Posts Tagged ‘food’

We have a weekly ritual.  We take the kiddo to Cub Scouts and on the way home we order pizza.  It’s just what we do.  So it is written, so shall it be done – so to speak.  This past week we did the usual.  Went to Scouts, painted a birdhouse, ordered pizza on the way home.

As we were sitting down to eat we made the mistake of putting the kid’s on his TV tray first.  Big no-no.  Duchess is still learning to be respectful of people’s space, and she’s usually pretty good with it, but when it comes to food she just has a hard time keeping her manners (especially when the food is sitting there eye level).

We turned our backs for a split second to hear the poor child scream, “DUCHESS!!!!!!!! NOOOOOOOOOOOOOOOOOO!!!!!!!!”  I didn’t even have to look to know what had happened.  Yep.  Duchess had licked the crust of his pizza.

The dance began.  It’s this little thing where I claim the space around the boy and she does her backtalking.  It’s really hard to keep a straight face during the process.  I waited for her to surrender and then we went back to getting dinner ready.

My son agreed that it was only his crust that she intruded upon, so he was okay with eating the front half of each slice.  Okay, crisis averted.  (Some of you probably would’ve thrown the pizza, the plate, the cup, the TV tray, the sofa, etc. into the trash, but when you live with a Great Dane you just kinda get used to things having slobber all over them.  It’s gross, I know.)

Dinner went along with no more major events other than my boy laughing hysterically at his favorite show, “America’s Funniest Home Videos”.  He threw away his half eaten pieces of pizza and moved on to fruit and other various snacks.

Here’s where it got interesting.  Duchess loooooooves to see what’s in the trash.  It’s like she looks in there and thinks to herself, “Look at all this fantastic stuff that my wasteful humans are throwing away!  There’s a used paper towel with some sort of flavorful grease on it, an orange peel, an old box that would make a FANTASTIC toy… what are they thinking???”

We went back to watching TV when we heard the familiar THUMP of the lid of the trash can go down.  She’s very sneaky, almost ninja-like about getting into the trash.  We’re done for if she ever figures out how to close the trash can quietly.  I guess on the bright side it would mean there would be less trash for me to take out.

I hopped up and ran over there to correct her, but I was too late.  She’d already gobbled up whatever treasure it was she pulled out.  It was then that I noticed she lowered her head and PATOOOOOOWEEEEEY out came these.

Two green olives left from my son’s half eaten pieces of pizza.  Obviously she finds them utterly despicable.  We order pizza from this place specifically for the reason that they use green olives on their supreme.  It’s super yummy – at least to us.  If you’re a canine, then I guess not so much.

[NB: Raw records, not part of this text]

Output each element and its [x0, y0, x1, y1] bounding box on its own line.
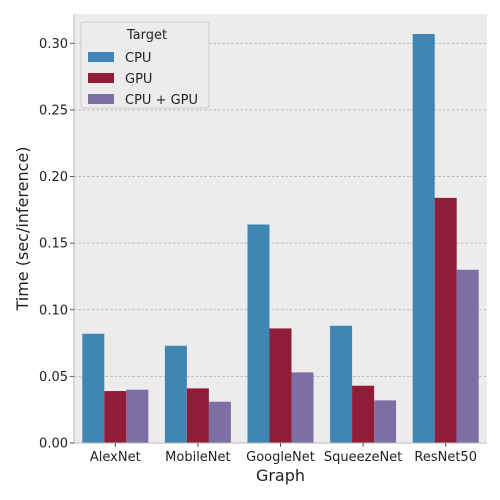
legend-swatch	[88, 73, 114, 83]
legend: Target CPU GPU CPU + GPU	[80, 21, 210, 109]
legend-swatch	[88, 52, 114, 62]
y-axis-title: Time (sec/inference)	[13, 146, 32, 311]
legend-swatch	[88, 94, 114, 104]
bar-squeezenet-cpu-gpu	[374, 400, 397, 443]
bar-resnet50-cpu-gpu	[456, 269, 479, 443]
bar-alexnet-cpu-gpu	[126, 389, 149, 443]
bar-mobilenet-cpu-gpu	[208, 401, 231, 443]
x-tick-label: AlexNet	[90, 450, 141, 465]
x-tick-label: SqueezeNet	[324, 450, 402, 465]
legend-box	[80, 21, 210, 109]
x-axis-title: Graph	[256, 466, 305, 485]
y-tick-label: 0.10	[39, 303, 68, 318]
bar-googlenet-cpu	[247, 224, 270, 443]
legend-label: GPU	[125, 72, 152, 87]
legend-label: CPU	[125, 51, 151, 66]
bar-mobilenet-gpu	[186, 388, 209, 443]
bar-resnet50-cpu	[412, 33, 435, 444]
bar-squeezenet-cpu	[330, 325, 353, 443]
y-tick-label: 0.30	[39, 37, 68, 52]
bar-mobilenet-cpu	[164, 345, 187, 443]
x-tick-label: MobileNet	[165, 450, 230, 465]
y-tick-label: 0.00	[39, 437, 68, 452]
bar-alexnet-cpu	[82, 333, 105, 443]
legend-items: CPU GPU CPU + GPU	[88, 51, 198, 108]
legend-label: CPU + GPU	[125, 93, 198, 108]
x-tick-label: ResNet50	[414, 450, 477, 465]
y-tick-label: 0.25	[39, 103, 68, 118]
bar-googlenet-cpu-gpu	[291, 372, 314, 443]
bar-googlenet-gpu	[269, 328, 292, 443]
tick-labels: 0.00 0.05 0.10 0.15 0.20 0.25 0.30 AlexNet Mobil…	[39, 37, 477, 465]
bar-alexnet-gpu	[104, 391, 127, 443]
y-tick-label: 0.15	[39, 237, 68, 252]
bar-resnet50-gpu	[434, 197, 457, 443]
bars	[82, 33, 479, 444]
x-tick-label: GoogleNet	[246, 450, 315, 465]
bar-squeezenet-gpu	[352, 385, 375, 443]
y-tick-label: 0.20	[39, 170, 68, 185]
legend-title: Target	[126, 28, 167, 43]
y-tick-label: 0.05	[39, 370, 68, 385]
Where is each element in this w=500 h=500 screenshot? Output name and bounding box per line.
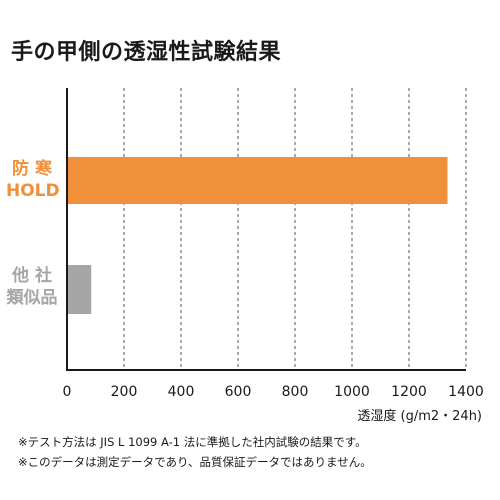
- x-tick-label-1200: 1200: [391, 384, 427, 400]
- category-label-other-line2: 類似品: [6, 288, 58, 308]
- category-label-hold-line2: HOLD: [6, 181, 60, 201]
- x-tick-label-1000: 1000: [334, 384, 370, 400]
- x-tick-label-1400: 1400: [448, 384, 484, 400]
- x-tick-label-600: 600: [225, 384, 252, 400]
- x-axis-label: 透湿度 (g/m2・24h): [357, 409, 482, 424]
- category-label-other: 他 社 類似品: [4, 265, 60, 309]
- x-tick-label-800: 800: [282, 384, 309, 400]
- bar-0: [67, 157, 448, 204]
- chart-title: 手の甲側の透湿性試験結果: [11, 40, 282, 65]
- category-label-hold: 防 寒 HOLD: [6, 158, 60, 202]
- category-label-other-line1: 他 社: [12, 266, 52, 286]
- footnote-test-method: ※テスト方法は JIS L 1099 A-1 法に準拠した社内試験の結果です。: [18, 435, 367, 449]
- x-tick-label-200: 200: [111, 384, 138, 400]
- bar-1: [67, 265, 92, 314]
- footnotes: ※テスト方法は JIS L 1099 A-1 法に準拠した社内試験の結果です。 …: [18, 432, 372, 472]
- x-tick-label-0: 0: [63, 384, 72, 400]
- footnote-disclaimer: ※このデータは測定データであり、品質保証データではありません。: [18, 455, 372, 469]
- x-tick-label-400: 400: [168, 384, 195, 400]
- category-label-hold-line1: 防 寒: [12, 159, 52, 179]
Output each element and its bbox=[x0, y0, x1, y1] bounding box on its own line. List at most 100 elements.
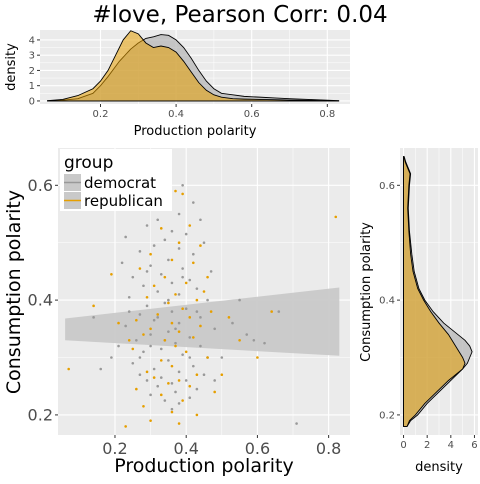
main-xtick-label: 0.2 bbox=[102, 439, 127, 458]
point-republican bbox=[149, 419, 152, 422]
right-ylabel: Consumption polarity bbox=[359, 222, 374, 362]
point-republican bbox=[167, 301, 170, 305]
point-democrat bbox=[195, 287, 199, 290]
point-democrat bbox=[188, 356, 192, 359]
point-republican bbox=[270, 310, 273, 313]
legend-label-democrat: democrat bbox=[84, 174, 156, 192]
point-democrat bbox=[110, 356, 113, 359]
point-democrat bbox=[177, 370, 181, 374]
point-democrat bbox=[156, 290, 160, 293]
point-democrat bbox=[135, 338, 138, 342]
regression-confidence-band bbox=[65, 287, 340, 356]
point-republican bbox=[152, 376, 156, 379]
point-republican bbox=[188, 224, 192, 227]
point-democrat bbox=[117, 344, 120, 348]
point-republican bbox=[177, 241, 181, 245]
point-democrat bbox=[184, 232, 188, 236]
point-republican bbox=[131, 347, 135, 351]
point-democrat bbox=[177, 247, 181, 250]
top-xtick-label: 0.6 bbox=[244, 109, 260, 120]
point-democrat bbox=[170, 229, 174, 233]
point-democrat bbox=[174, 341, 177, 345]
point-democrat bbox=[149, 333, 152, 336]
point-republican bbox=[92, 304, 95, 308]
point-democrat bbox=[156, 316, 160, 319]
chart-title: #love, Pearson Corr: 0.04 bbox=[92, 2, 387, 28]
legend: group democrat republican bbox=[60, 149, 172, 211]
point-republican bbox=[174, 189, 177, 193]
main-scatter-panel: 0.2 0.4 0.6 0.8 0.2 0.4 0.6 Production polarit… bbox=[3, 148, 350, 477]
point-democrat bbox=[163, 301, 167, 305]
point-republican bbox=[206, 356, 209, 359]
point-republican bbox=[195, 373, 199, 377]
point-republican bbox=[334, 215, 338, 219]
main-ytick-label: 0.6 bbox=[28, 176, 53, 195]
point-republican bbox=[202, 290, 206, 293]
point-democrat bbox=[142, 350, 145, 354]
point-republican bbox=[220, 373, 224, 377]
point-democrat bbox=[277, 310, 281, 313]
point-democrat bbox=[156, 218, 160, 222]
point-republican bbox=[256, 356, 259, 359]
point-republican bbox=[199, 324, 202, 328]
point-democrat bbox=[159, 376, 163, 379]
point-democrat bbox=[138, 356, 142, 359]
point-democrat bbox=[209, 270, 213, 273]
point-democrat bbox=[213, 379, 216, 382]
point-democrat bbox=[170, 281, 174, 285]
top-ytick-label: 1 bbox=[29, 81, 35, 92]
point-democrat bbox=[192, 201, 195, 204]
point-republican bbox=[238, 338, 241, 342]
point-democrat bbox=[177, 212, 181, 216]
point-democrat bbox=[195, 310, 199, 313]
point-republican bbox=[184, 350, 188, 354]
point-republican bbox=[177, 379, 181, 382]
point-republican bbox=[195, 298, 199, 302]
point-democrat bbox=[145, 304, 149, 308]
top-density-panel: 0.2 0.4 0.6 0.8 0 1 2 3 4 density Production pol… bbox=[4, 30, 350, 139]
scatter-points bbox=[67, 172, 338, 428]
point-democrat bbox=[159, 347, 163, 351]
point-democrat bbox=[174, 327, 177, 331]
point-republican bbox=[156, 313, 160, 316]
point-republican bbox=[142, 405, 145, 408]
point-republican bbox=[142, 333, 145, 336]
point-democrat bbox=[213, 327, 216, 331]
point-republican bbox=[117, 321, 120, 325]
point-democrat bbox=[145, 224, 149, 227]
point-democrat bbox=[177, 293, 181, 296]
main-xtick-label: 0.4 bbox=[173, 439, 198, 458]
point-republican bbox=[170, 364, 174, 368]
right-ytick-label: 0.4 bbox=[379, 296, 395, 307]
point-republican bbox=[213, 390, 216, 394]
point-democrat bbox=[167, 359, 170, 362]
point-republican bbox=[177, 330, 181, 333]
point-democrat bbox=[192, 252, 195, 256]
point-republican bbox=[159, 227, 163, 230]
point-republican bbox=[195, 413, 199, 417]
point-republican bbox=[135, 387, 138, 391]
point-democrat bbox=[192, 364, 195, 368]
point-democrat bbox=[188, 278, 192, 282]
point-republican bbox=[181, 399, 184, 402]
top-ytick-label: 2 bbox=[29, 66, 35, 77]
point-republican bbox=[177, 422, 181, 425]
main-ytick-label: 0.2 bbox=[28, 406, 53, 425]
point-democrat bbox=[170, 382, 174, 385]
main-xlabel: Production polarity bbox=[114, 455, 294, 477]
point-democrat bbox=[181, 267, 184, 270]
point-republican bbox=[199, 244, 202, 247]
point-democrat bbox=[170, 407, 174, 411]
point-republican bbox=[184, 281, 188, 285]
point-democrat bbox=[131, 275, 135, 279]
point-republican bbox=[188, 316, 192, 319]
point-democrat bbox=[127, 310, 131, 313]
point-democrat bbox=[184, 307, 188, 311]
point-democrat bbox=[174, 390, 177, 394]
right-density-curves bbox=[403, 156, 473, 427]
point-democrat bbox=[202, 241, 206, 245]
point-republican bbox=[152, 284, 156, 288]
point-republican bbox=[174, 293, 177, 296]
point-democrat bbox=[167, 258, 170, 262]
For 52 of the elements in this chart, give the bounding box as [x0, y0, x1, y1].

I didn’t realize that Duchess had such a finicky palate.  Well, I take that back, I guess I did.  When we started puppy class and I offered her chopped up hot dogs as her high value treat (which our other dogs devour like a pack of wolves) she mouthed it around for a couple seconds and dropped it at my feet and just looked at me like, “You’ve GOT to be kidding me.  This is cold, slimy, and made from WHO knows what!”

I sat down to get Duchess’ take on what her thoughts were on the trash pizza that she’d devoured.  I’ll let the connoisseur take over…

“The crust was nice.  It was thin, crisp, and had an almost cracker-like quality about it.  They use less sauce than most places, which I like.  Too many pizzerias try to mask the inequity by slathering their product with an overabundance of goop to make up for the fact that their pizza has been put together by a 16 year old imbecile.  However, I find the use of green olives to be completely unnecessary.  The extreme saltiness of these olives gives the entire pizza a briny flavor profile which entirely overwhelms the subtle nuances of the nice, thick layer of mozzarella.  I don’t understand why you would take such a superior dish and ruin it by the reckless use of such a harsh ingredient.  Take it away from my sight – I can’t be bothered with such half-hearted attempts at culinary expertise.”

Wow.  I think I can get her a guest spot as a judge on Iron Chef America, no?  As a matter of fact, she reminds me a little bit of the judge Jeffrey Steingarten from the show in that picture I took.  Here’s Mr. Steingarten – a resemblance maybe?

I have to give her some credit though.  When she licks something and claims it as “mine”, she’s pretty dedicated to making sure she gets it – even if it requires claiming it back from the dark depths of the trash can.